Même si le résultat est plus ou moins le même, les raison pour lequel c'est a peu prés le même sont différente, et ce n'est pas simplement une question de jouer sur les mots.
Dans le cas qui nous occupe, celui du RC plus chaud que prévu, il est possible que l'arrêt des émission d'aérosols en liens avec les règlementation de la qualité de l'air, soit en partie responsable de ce réchauffement plus chaud que prévu, du moins dans certains cas.
https://lejournal.cnrs.fr/articles/le-rechauffement-climatique-en-france-sannonce-pire-que-prevu
Dans un cas on sait pourquoi on ne peut pas prévoir (l'effet papillon dans la météo). Dans un autre cas, c'est juste qu'on a pas compté un truc dedans, qu'on avait pas prévu, soit parce qu'on l'avait pas vu, ou qu'il était simplement imprévisible par nature, comme une éruption volcanique.
Note bien qu'il a y aussi une variabilité climatique "chaotique" dans les modèles. Les climatologues parlent alors d'incertitude interne aux modèles.
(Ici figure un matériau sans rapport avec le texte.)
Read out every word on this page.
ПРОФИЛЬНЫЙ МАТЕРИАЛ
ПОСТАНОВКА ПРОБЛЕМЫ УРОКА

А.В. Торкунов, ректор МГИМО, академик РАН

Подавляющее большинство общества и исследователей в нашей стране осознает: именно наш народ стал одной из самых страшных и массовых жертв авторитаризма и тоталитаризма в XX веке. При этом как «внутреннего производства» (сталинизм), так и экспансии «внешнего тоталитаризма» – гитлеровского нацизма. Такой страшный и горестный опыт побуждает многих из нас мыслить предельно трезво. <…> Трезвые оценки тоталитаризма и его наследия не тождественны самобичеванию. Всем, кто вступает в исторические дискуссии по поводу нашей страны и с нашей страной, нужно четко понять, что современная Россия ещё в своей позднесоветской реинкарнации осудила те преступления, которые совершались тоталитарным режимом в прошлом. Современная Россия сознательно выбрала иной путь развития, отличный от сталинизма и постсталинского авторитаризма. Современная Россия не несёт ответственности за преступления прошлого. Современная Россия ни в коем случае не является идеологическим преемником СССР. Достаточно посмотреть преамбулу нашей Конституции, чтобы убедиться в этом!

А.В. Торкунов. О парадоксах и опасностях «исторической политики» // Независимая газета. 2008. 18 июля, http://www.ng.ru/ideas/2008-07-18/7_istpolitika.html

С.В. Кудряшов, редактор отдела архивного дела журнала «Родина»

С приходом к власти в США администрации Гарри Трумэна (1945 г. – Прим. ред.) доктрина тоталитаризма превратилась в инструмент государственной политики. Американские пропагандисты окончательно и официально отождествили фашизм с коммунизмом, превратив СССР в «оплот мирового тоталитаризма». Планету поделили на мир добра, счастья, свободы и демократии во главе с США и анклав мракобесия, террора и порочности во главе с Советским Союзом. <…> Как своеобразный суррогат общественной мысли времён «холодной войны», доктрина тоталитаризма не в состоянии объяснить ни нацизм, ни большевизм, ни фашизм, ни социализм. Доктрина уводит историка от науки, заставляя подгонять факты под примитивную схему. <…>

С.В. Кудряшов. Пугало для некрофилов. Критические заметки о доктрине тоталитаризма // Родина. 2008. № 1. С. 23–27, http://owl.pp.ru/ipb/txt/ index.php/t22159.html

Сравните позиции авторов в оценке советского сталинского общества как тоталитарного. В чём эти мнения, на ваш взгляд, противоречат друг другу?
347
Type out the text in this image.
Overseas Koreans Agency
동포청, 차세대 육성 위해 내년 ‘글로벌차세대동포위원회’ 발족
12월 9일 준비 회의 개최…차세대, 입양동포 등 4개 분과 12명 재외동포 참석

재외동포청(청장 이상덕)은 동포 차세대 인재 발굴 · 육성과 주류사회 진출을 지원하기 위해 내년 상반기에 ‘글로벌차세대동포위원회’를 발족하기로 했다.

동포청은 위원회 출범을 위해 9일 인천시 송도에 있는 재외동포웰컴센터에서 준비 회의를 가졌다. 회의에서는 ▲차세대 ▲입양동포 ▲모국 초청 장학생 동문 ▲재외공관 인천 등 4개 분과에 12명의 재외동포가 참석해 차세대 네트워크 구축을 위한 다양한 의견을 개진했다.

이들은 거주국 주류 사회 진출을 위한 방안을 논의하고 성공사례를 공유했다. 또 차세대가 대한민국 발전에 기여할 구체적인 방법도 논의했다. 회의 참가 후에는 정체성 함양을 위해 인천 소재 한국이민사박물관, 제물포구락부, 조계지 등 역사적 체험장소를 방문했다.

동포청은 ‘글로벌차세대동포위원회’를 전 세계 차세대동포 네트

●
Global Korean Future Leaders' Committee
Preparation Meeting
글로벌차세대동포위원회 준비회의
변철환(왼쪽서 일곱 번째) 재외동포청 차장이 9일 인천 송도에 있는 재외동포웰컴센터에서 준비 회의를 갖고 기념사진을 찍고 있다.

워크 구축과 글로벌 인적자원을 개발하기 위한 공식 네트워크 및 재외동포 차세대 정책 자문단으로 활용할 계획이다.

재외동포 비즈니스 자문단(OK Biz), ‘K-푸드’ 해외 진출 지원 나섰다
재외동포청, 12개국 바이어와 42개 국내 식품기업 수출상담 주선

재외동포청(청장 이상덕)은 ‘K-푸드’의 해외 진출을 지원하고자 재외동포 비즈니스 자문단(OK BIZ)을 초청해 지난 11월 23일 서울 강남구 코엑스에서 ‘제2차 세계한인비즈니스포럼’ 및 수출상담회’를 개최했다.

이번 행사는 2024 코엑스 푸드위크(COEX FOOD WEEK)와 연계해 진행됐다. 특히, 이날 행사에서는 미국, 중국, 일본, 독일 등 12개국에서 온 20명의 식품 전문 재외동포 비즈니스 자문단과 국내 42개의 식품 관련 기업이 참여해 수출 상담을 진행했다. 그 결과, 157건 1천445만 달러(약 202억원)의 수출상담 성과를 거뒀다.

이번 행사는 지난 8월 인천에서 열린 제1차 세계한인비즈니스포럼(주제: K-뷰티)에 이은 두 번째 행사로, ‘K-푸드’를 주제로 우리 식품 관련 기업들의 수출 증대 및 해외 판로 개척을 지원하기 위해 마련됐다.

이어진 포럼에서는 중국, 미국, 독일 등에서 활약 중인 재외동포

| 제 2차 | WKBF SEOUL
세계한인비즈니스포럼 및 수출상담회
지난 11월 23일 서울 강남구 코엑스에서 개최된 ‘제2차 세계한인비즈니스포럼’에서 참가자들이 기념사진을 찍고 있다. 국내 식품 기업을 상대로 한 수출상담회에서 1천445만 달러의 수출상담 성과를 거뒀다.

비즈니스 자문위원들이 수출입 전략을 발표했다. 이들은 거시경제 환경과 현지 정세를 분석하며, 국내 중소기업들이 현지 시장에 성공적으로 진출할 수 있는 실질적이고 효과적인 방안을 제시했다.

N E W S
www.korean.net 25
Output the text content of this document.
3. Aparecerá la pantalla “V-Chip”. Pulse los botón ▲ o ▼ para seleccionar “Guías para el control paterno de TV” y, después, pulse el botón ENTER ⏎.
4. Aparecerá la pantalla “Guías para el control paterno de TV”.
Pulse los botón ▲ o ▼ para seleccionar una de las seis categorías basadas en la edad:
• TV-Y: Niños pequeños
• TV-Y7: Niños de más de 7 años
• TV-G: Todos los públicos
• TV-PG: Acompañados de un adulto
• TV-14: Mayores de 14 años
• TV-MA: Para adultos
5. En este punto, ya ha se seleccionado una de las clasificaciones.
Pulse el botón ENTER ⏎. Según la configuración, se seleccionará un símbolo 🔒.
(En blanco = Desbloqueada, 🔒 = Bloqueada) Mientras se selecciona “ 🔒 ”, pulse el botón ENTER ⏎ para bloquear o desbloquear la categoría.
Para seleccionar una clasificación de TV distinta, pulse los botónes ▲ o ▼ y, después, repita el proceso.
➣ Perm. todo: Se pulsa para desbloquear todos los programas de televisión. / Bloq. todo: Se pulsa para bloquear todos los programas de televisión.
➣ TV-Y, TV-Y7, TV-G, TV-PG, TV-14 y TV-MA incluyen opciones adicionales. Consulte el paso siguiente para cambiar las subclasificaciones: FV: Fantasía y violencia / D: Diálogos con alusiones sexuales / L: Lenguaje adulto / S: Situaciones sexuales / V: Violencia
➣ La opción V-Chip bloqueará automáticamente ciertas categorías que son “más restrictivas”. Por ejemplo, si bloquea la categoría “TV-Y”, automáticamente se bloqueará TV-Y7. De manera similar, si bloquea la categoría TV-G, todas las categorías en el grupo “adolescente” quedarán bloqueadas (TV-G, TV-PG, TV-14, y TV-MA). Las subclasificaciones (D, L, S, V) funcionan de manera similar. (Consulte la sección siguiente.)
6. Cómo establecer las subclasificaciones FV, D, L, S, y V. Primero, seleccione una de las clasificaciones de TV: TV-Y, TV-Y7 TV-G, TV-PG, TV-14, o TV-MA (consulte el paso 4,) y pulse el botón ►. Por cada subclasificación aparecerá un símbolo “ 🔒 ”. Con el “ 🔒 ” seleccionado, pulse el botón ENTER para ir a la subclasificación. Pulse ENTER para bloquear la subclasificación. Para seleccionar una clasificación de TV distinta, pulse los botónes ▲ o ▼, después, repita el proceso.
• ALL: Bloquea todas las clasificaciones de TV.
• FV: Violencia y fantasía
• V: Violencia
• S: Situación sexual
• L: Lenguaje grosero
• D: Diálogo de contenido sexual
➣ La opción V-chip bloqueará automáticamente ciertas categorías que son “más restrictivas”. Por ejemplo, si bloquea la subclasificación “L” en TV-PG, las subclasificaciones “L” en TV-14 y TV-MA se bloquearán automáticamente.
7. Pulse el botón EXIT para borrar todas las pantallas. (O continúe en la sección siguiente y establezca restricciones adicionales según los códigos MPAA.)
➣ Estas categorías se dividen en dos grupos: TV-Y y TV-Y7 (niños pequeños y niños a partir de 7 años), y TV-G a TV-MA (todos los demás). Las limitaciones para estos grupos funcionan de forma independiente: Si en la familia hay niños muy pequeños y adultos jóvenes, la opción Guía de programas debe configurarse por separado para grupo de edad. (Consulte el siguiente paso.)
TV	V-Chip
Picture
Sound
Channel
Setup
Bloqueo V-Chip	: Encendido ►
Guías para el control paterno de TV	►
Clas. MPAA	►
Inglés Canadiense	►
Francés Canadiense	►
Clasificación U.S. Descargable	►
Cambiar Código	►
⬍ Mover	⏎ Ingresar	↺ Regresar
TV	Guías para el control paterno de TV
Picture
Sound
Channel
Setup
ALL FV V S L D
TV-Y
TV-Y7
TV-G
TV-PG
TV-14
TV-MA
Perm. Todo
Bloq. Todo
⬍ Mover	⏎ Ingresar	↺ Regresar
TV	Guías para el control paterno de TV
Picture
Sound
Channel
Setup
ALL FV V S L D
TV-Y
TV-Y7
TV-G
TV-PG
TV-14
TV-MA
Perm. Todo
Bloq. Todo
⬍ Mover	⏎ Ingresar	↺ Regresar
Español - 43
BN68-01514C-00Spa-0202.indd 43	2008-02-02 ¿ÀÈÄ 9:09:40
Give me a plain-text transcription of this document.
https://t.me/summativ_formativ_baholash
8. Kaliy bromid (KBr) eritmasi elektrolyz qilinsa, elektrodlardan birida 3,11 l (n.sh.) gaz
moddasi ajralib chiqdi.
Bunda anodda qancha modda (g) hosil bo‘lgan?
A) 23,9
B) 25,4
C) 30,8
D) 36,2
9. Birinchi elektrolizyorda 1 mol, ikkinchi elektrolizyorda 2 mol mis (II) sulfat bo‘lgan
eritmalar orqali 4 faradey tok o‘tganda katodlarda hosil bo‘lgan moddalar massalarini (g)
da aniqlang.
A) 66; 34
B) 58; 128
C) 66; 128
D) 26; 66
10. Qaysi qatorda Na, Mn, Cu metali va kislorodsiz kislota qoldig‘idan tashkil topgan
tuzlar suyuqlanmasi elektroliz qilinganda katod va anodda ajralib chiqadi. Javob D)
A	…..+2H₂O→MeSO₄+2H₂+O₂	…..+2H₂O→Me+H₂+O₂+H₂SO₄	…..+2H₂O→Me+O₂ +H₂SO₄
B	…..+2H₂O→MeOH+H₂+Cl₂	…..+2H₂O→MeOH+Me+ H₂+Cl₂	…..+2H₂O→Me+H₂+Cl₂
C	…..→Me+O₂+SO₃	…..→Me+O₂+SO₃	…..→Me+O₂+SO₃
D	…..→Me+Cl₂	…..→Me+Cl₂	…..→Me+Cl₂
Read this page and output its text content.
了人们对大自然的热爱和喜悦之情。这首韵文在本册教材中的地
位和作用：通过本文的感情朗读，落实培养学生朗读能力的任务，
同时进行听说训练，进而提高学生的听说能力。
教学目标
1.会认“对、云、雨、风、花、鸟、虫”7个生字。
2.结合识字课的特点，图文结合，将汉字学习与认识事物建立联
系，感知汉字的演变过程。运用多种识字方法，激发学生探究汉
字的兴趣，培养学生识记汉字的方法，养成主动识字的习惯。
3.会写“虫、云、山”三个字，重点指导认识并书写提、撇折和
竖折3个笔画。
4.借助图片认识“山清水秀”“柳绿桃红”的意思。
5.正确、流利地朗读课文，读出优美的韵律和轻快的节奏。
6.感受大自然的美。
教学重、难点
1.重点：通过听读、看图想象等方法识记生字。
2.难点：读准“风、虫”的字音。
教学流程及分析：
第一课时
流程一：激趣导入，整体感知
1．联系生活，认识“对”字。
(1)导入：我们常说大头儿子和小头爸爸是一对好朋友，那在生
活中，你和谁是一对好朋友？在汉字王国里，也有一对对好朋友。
Mais dans le cas du volcan, c'est une incertitude non prévue, donc plutôt externe au modèle.
Bon, pour en revenir a mon archéologue, il a pas su quoi répondre. ça m'a amusé, avec mon bac +2, de surprendre un bac +12. On s'amuse comme on peut quand on a un scientifique sous la main en vacances. (note que ce qui m'a forcé d'admiration, c'est qu'il a compris très vite qu'il y avait peut-être une faiblesse dans son raisonnement, ce qui démonte un esprit vif et sceptique, qualité indispensable au chercheur).
Sur l'effet papillon, je recommande chaudement la vidéo de science étonnante sur le sujet.
(je vais me la refaire aussi, parce que c'est chiant de toujours douter de ce qu'on pense, du coup, on est jamais complétement sur de soi quand on pense un truc, et si ça se trouve, c'est moi qui pense vraiment le truc de travers).
Faut pas gonfler Gérard Lambert quand il répare sa mobylette.